The volatility in autoregulation parameters found to be relevant is likely attributable to the small patient number. This calls for repeating the analysis in a larger multicentric dataset, e.g., the CENTER TBI high-resolution database. Promising candidates related to outcome may then get investigated as biomarkers whether different treatment paradigms like deeper or lighter sedation, choice of narcotic agent, use/nonuse of muscle relaxants, the level of hypocapnia vs strict normocapnia or strict vs liberal temperature control do have influence. It is well known that the yield on finding an optimal CPP by investigating PRx autoregulation may differ between centers [15] (being bicentric is another asset of the work of Bennis et al., although no differences between centers beyond the difference in ABP levels are given—minor flaw #3). This may lead to identify a less hostile environment in the intensive care unit for a severely injured TBI patient, with better control of secondary brain damage, and present a novel way in autoregulation research beyond being a mere prognostic biomarker or a tool to individualize treatment.

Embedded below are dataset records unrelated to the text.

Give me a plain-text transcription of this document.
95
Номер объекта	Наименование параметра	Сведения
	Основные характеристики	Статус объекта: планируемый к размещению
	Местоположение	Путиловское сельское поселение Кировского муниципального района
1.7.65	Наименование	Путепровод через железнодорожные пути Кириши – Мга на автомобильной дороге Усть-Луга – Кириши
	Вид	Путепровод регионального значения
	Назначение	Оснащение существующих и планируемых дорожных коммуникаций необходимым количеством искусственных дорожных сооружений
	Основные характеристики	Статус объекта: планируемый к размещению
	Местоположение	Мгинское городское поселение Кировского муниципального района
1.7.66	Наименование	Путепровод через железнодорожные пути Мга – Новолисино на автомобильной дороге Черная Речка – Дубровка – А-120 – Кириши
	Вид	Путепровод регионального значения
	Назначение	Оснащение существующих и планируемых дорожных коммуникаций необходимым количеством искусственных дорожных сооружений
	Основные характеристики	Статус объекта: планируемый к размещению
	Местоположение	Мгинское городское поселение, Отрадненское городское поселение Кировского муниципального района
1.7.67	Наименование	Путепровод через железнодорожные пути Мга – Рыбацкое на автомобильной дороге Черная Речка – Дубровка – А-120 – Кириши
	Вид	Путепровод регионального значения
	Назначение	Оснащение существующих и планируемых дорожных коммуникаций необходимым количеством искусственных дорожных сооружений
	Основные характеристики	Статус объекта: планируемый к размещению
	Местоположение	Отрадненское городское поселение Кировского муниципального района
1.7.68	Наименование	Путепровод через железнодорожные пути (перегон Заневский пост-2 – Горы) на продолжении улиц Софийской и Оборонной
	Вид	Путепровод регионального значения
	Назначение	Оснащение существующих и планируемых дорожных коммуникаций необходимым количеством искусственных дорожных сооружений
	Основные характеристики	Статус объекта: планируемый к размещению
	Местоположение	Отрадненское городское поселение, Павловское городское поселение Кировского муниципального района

What is the current state of autoregulation research? It is certainly not as easy as the SIBICC recommendations suggest: “increase MAP by 10 mmHg and consider the state of autoregulation to get a lower ICP reading” [2]. As with every other non-trivial relationship, it may get complicated. Bennis et al. asked the question which parameter is of importance in the most vulnerable phase after TBI and tried to answer with appropriate methods. This approach may lead the way to a bright future of autoregulation research.